Utah Üniversitesi ekibi aynı zamanda, protez kolun, kollara hareket etmeleri için sinyal gönderen biyolojik teller gibi sinirlerle bağlantı kurmasını sağlayan bir sistem geliştiriyor. Bunu yaparken, Utah Üniversitesi biyomedikal mühendisliği bölümünden emekli Profesör Richard A. Normann’ın Utah Eğimli Elektrot Dizisi olarak adlandırdığı buluşundan faydalanıyorlar. Dizi (Array), ampütenin önkoldaki sinirlerine yerleştirilen ve vücudun dışındaki bir bilgisayara bağlı olan 100 mikroelektrot ve tel grubu.
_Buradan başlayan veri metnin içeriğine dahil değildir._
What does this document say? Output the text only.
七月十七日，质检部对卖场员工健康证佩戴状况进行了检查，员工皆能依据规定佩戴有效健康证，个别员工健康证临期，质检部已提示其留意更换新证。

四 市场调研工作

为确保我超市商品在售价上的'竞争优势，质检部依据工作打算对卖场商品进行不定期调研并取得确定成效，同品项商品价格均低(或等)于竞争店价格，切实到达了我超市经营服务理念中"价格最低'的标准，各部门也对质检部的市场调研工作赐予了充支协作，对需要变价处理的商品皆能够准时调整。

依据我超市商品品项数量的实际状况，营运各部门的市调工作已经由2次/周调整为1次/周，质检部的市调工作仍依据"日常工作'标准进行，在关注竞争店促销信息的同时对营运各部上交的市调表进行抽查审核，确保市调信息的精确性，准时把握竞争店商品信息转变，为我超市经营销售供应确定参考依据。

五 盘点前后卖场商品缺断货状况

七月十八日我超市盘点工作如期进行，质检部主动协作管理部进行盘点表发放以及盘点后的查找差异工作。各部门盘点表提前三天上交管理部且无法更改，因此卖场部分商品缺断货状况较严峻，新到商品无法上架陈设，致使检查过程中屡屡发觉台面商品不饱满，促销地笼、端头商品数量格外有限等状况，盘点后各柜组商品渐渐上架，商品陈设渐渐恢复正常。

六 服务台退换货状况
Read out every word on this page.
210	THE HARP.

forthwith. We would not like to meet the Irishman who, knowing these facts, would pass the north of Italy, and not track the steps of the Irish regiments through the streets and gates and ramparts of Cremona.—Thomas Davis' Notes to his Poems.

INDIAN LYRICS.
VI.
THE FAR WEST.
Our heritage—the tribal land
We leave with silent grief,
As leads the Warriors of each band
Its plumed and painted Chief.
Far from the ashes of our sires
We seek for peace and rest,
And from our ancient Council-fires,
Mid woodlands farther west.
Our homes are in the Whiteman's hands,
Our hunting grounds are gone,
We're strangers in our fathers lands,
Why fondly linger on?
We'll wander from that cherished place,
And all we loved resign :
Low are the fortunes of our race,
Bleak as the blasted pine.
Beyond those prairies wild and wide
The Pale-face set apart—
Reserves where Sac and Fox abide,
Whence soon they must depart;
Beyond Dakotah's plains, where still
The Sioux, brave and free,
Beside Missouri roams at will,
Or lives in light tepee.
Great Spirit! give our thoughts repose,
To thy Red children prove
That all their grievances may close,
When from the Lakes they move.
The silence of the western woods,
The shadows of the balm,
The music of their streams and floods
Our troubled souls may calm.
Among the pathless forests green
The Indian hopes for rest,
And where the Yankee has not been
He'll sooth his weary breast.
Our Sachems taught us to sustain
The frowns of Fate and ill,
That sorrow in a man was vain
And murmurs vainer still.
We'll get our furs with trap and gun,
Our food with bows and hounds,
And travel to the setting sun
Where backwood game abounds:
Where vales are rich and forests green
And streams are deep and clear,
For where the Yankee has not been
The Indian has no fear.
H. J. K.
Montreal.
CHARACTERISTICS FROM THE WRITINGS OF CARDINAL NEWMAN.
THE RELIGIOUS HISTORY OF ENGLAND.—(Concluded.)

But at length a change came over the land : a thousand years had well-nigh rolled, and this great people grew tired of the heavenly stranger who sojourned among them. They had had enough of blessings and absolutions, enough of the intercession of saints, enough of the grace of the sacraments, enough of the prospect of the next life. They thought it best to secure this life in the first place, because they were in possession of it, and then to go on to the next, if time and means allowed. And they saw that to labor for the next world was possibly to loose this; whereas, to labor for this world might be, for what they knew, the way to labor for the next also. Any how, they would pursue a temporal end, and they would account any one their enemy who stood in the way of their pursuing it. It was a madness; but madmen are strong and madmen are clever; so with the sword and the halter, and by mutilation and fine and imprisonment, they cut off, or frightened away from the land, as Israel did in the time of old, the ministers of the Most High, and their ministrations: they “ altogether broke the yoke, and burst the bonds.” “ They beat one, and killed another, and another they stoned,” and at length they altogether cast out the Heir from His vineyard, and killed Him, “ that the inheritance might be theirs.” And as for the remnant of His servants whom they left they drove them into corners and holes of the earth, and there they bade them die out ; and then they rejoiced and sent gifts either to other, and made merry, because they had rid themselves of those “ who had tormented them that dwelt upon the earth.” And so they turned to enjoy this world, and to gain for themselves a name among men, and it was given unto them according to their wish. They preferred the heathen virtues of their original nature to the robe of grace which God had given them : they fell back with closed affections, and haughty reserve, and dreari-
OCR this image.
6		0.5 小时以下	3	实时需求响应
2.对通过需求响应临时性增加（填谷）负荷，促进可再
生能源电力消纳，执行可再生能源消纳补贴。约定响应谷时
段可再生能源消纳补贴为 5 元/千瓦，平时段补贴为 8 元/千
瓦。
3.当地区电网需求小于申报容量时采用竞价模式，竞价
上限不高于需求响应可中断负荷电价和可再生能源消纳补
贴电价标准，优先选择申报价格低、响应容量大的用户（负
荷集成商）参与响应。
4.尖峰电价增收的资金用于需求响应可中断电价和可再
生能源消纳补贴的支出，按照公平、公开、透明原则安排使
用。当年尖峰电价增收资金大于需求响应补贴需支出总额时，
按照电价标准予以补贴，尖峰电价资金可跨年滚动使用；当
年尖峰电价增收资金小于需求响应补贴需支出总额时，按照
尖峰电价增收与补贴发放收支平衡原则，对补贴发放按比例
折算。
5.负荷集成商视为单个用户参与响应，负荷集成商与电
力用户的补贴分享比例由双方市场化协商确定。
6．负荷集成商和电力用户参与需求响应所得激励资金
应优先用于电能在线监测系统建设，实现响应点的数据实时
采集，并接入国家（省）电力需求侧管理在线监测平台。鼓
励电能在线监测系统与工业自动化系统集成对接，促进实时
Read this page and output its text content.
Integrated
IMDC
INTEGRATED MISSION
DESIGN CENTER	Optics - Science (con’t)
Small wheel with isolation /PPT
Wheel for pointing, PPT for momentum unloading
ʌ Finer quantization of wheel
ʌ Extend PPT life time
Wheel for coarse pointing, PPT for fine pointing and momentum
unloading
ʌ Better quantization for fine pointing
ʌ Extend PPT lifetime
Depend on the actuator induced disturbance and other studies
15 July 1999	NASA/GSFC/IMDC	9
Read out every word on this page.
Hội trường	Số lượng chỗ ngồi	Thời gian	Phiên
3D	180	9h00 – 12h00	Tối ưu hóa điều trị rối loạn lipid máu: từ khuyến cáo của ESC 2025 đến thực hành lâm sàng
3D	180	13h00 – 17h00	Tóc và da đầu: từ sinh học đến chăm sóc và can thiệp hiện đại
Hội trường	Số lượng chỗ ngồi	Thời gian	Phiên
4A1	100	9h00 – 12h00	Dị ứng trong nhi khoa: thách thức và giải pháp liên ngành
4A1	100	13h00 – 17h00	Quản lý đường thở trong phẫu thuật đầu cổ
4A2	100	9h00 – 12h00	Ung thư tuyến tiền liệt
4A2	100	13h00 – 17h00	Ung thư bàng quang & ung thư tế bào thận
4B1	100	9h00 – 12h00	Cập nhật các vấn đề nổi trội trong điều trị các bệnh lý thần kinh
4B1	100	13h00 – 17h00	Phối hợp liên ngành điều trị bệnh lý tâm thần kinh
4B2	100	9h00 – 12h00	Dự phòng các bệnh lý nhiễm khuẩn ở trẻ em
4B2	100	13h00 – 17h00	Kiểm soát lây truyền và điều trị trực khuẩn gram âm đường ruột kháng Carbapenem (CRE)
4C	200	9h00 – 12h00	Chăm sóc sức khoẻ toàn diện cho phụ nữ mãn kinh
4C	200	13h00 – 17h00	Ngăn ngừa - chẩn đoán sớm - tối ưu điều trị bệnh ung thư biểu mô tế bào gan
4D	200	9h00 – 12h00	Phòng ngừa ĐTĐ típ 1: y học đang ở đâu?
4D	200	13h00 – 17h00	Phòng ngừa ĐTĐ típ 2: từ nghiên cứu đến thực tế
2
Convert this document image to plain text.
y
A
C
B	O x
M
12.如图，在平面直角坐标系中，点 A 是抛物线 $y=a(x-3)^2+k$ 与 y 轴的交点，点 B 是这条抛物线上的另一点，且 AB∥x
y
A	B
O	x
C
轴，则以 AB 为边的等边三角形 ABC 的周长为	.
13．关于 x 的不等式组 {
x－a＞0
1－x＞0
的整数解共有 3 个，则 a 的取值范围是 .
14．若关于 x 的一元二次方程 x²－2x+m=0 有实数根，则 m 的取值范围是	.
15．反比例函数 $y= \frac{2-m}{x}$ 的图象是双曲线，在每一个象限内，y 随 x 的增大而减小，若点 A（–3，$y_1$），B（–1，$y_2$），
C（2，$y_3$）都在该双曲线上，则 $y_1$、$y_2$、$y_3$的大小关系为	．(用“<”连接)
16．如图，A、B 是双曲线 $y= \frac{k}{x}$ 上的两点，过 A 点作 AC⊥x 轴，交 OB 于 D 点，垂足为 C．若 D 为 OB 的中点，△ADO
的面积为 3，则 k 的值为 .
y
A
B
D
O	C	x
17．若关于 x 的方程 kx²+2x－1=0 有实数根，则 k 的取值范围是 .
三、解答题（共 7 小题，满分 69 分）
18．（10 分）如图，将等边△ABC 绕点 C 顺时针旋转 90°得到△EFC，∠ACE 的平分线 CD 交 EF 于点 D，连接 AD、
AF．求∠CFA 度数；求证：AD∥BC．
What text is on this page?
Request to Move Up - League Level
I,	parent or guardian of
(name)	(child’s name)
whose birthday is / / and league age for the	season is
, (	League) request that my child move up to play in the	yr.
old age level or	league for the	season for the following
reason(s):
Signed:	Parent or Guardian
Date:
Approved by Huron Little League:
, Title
Bu Dizi, arta kalan kol sinirlerinden gelen sinyalleri canlandırıyor ve bilgisayar bunları kola hareket etmesini söyleyen dijital sinyallere dönüştürüyor.
Fakat aynı zamanda başka bir şekilde de çalışıyor. Nesneleri tutmak gibi görevleri yapmak, sadece beynin ele hareket etmesini söylemesinden daha fazlasını gerektirir. Protez elin, ne kadar baskı uygulayacağını bilmek için nesneyi “hissetmeyi” de öğrenmesi gerekir, çünkü bunu sadece ona bakarak yapamazsınız.
Protez kolun elinde, elin bir şeyi tutma hissini taklit etmek için Dizi aracılığıyla sinirlere sinyal gönderen alıcılar bulunuyor. Ancak bu sinyallerin nasıl gönderildiği de aynı ölçüde önemli. Bu, bir şeye ilk dokunuşta, beynin bilgideki dönüşümlerle nasıl başa çıktığını anlamakla ilgili. Bir nesneyle ilk temasta, güçlü bir uyarı, sinirleri beyne kadar iletir ve daha sonra git gide azalıp son bulur.
Hissetmeyi sağlamak kadar bilgiyi gönderme şeklinin de büyük öneme sahip olduğunu savunan Clark, biyolojik olarak daha gerçekçi hale getirilirse, beynin bilgiyi daha iyi anlayacağını ve hissetme eyleminin de daha iyi olacağını belirtti.
Bunu yapabilmek için Clark’ın ekibi, bir primatın kolundan kaydedilen uyarılarla birlikte insanların bu farklı sinyal modellerini nasıl aldıklarına dair ortalama bir model oluşturmak için matematiksel hesaplamaları kullandı. Bu model daha sonra protez kol Luke sistemi için uygulandı.
Şimdi ekip, protez kolun tamamen taşınabilir olacak ve vücudun dışındaki bir bilgisayara bağlanması gerekmeden kablosuz olarak bağlanacak ve kullanıcıya özgürlük tanıyacak bir versiyonunu geliştirmek için çalışmalara başladı.